I reached out slowly and felt the top of her head. The odd skull-fin dog-Fred had was missing. As my hand retracted, human-Fred’s head followed it, sniffing.

“What do you remember,” I asked.
“You said we were going to the park to play catch today.”
“No- when you went to bed last night.”
“You said I had stinky breath, kissed me on the top of my head, and told me to sleep at the foot of the bed. I wanted a pillow," she said with a pout.
This was true. “Nothing after that?”
“Oh, I had a dream about rabbits. Chasing rabbits!” As she said this, her butt started shaking. I thought she might be trying to wag.
“So you know nothing about this?”
“About what?”
“Why you’re suddenly human,” I shouted, getting aggravated.
She shrank back at my tone. “No,” she said softly, eyes down.
I sighed. This was not her fault. Couldn’t have been. “Sorry,” I said sheepishly. Sheepishly. I wondered if somewhere, somebody’s pet sheep had just awoken as a human with a white afro-perm of hair.
She smiled and inched closer. “That’s OK. What now?”
I sighed again. “I don’t know. I guess we should watch the news and see if there’s anything useful on it about this.”
OK,” she said again, stretching out from her side of the couch to rest her chin on my thigh- just like dog-Fred. It made me… uncomfortable.

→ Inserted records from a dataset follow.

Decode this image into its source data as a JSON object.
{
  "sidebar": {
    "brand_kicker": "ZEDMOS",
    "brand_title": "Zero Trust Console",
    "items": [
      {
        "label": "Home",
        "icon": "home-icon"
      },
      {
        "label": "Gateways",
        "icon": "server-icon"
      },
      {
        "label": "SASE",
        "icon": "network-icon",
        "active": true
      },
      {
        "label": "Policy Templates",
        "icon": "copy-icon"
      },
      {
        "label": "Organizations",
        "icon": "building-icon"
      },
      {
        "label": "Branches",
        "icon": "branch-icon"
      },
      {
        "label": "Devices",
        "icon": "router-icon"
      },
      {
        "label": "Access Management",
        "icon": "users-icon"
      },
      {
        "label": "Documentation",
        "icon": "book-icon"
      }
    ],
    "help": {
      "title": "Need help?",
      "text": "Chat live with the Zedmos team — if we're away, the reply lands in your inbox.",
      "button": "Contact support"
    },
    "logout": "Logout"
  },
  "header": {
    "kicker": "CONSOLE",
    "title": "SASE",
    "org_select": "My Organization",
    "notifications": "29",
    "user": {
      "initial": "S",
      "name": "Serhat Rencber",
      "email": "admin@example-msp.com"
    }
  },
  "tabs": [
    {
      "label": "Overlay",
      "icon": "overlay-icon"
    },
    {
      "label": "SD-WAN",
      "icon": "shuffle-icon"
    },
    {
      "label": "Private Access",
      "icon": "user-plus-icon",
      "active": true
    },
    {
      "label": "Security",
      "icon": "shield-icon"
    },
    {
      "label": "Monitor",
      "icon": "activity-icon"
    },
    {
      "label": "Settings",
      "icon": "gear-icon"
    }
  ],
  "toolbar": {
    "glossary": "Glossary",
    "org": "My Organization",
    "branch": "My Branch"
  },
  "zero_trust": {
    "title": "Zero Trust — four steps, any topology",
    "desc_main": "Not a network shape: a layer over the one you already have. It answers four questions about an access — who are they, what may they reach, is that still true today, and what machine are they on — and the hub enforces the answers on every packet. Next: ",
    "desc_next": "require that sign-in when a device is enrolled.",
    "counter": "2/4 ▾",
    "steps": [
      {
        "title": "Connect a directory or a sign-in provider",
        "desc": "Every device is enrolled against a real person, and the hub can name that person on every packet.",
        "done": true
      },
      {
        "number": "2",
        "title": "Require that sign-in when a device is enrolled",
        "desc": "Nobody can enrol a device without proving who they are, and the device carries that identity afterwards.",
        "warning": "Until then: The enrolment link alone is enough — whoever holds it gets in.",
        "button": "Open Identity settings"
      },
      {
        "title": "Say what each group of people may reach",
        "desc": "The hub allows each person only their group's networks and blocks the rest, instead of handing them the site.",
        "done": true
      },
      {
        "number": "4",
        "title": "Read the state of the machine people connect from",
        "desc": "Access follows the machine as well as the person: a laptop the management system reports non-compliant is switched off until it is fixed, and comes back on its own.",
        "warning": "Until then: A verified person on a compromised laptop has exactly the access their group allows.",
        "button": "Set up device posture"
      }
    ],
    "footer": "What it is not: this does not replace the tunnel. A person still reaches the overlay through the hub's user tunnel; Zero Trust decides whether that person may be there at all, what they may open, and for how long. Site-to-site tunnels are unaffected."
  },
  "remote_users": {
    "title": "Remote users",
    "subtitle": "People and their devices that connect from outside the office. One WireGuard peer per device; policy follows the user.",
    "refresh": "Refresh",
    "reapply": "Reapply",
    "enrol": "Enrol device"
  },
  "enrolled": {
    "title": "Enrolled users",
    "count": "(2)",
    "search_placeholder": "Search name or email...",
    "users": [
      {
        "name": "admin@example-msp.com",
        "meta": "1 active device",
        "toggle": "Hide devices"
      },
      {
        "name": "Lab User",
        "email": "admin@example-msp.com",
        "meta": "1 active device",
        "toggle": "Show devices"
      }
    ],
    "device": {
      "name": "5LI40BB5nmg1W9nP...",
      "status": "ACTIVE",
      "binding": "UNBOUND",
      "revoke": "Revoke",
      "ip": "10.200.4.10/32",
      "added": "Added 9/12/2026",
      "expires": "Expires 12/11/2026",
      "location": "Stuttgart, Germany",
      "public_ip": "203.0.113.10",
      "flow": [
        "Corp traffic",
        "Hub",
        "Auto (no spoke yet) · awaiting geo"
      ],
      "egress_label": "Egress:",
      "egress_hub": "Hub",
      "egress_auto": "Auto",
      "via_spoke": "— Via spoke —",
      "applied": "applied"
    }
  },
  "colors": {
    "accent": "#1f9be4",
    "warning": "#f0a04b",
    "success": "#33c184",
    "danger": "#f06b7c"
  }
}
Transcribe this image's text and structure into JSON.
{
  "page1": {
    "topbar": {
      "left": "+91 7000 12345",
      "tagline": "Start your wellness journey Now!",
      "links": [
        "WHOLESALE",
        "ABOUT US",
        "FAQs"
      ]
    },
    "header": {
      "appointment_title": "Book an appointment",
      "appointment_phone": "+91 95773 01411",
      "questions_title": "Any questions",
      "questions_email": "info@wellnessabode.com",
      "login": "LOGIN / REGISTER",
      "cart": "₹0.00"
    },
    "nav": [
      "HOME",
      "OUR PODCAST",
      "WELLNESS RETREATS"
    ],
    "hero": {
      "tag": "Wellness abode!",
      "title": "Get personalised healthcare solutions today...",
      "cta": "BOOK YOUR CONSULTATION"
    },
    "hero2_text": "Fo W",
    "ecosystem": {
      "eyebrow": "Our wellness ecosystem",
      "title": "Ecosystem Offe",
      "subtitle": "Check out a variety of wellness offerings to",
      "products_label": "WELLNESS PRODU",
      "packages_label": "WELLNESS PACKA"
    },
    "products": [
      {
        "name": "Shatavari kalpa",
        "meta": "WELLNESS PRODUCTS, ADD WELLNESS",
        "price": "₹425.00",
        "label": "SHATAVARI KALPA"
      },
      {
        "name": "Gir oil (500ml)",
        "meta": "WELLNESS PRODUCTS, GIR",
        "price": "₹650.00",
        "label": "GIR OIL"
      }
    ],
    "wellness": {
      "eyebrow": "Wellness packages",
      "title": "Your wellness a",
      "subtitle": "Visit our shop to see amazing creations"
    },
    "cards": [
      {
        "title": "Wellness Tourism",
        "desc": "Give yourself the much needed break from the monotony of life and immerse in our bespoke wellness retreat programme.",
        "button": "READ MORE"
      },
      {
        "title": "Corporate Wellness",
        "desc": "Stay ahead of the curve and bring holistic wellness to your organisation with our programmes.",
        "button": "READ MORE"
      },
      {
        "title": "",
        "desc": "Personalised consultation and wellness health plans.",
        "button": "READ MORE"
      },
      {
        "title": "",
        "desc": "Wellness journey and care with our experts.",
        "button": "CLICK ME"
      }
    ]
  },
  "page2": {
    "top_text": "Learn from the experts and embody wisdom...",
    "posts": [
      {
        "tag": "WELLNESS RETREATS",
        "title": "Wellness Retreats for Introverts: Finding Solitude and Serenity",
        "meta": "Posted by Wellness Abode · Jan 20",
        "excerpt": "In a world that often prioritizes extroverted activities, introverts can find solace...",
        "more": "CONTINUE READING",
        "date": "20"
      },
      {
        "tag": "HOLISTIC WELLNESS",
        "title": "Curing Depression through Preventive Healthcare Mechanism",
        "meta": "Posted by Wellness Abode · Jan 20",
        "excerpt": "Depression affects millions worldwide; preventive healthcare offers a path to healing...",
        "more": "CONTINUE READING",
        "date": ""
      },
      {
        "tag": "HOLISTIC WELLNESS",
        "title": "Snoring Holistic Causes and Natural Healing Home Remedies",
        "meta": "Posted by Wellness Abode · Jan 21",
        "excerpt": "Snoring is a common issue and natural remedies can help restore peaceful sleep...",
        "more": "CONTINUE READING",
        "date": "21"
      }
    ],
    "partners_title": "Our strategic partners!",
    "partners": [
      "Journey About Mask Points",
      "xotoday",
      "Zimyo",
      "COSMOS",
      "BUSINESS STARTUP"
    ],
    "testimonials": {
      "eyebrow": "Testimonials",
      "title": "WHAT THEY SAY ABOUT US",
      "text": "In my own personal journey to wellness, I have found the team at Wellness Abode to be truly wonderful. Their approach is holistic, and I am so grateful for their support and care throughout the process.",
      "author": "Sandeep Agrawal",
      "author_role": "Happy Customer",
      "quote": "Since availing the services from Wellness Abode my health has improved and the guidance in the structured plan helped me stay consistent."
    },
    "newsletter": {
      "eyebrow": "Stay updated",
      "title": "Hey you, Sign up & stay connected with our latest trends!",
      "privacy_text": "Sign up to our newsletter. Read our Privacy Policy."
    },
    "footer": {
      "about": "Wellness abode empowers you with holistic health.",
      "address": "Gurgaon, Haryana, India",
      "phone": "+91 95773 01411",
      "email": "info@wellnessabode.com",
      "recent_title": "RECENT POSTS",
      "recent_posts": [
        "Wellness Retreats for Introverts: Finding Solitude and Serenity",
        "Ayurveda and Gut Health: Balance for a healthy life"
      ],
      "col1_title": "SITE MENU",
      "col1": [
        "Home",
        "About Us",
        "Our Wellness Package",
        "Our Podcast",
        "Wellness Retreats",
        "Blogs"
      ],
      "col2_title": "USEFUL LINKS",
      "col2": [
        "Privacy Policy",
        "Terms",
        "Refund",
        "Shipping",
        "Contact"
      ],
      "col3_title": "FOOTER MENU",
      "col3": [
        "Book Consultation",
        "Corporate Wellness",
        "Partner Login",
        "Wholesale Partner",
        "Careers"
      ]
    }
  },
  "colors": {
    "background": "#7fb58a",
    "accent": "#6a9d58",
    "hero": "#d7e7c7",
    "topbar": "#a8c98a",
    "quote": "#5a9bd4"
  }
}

We watched TV for a while longer but got nothing out of it. No hard facts, no 800# helplines, nothing from the government as what to do (barring the typical Hitchhiker’s line: “Don’t Panic”)- just theories about how it happened, why it happened, and what it would mean to the economy. Would these new people have rights and the ability to vote in the next election? What would this all mean to welfare and unemployment? And whether spaying and neutering was now such a good idea (my mind “uh-oh”ed at that one as Fred had had her operation several years previously).
Human-Fred rotated her head on my thigh, looking up at me.
“Feed me,” she said.



And my alarm went off.
I've often wondered what would have occured if my dream had continued....
And "no", ya pervs- not in that way.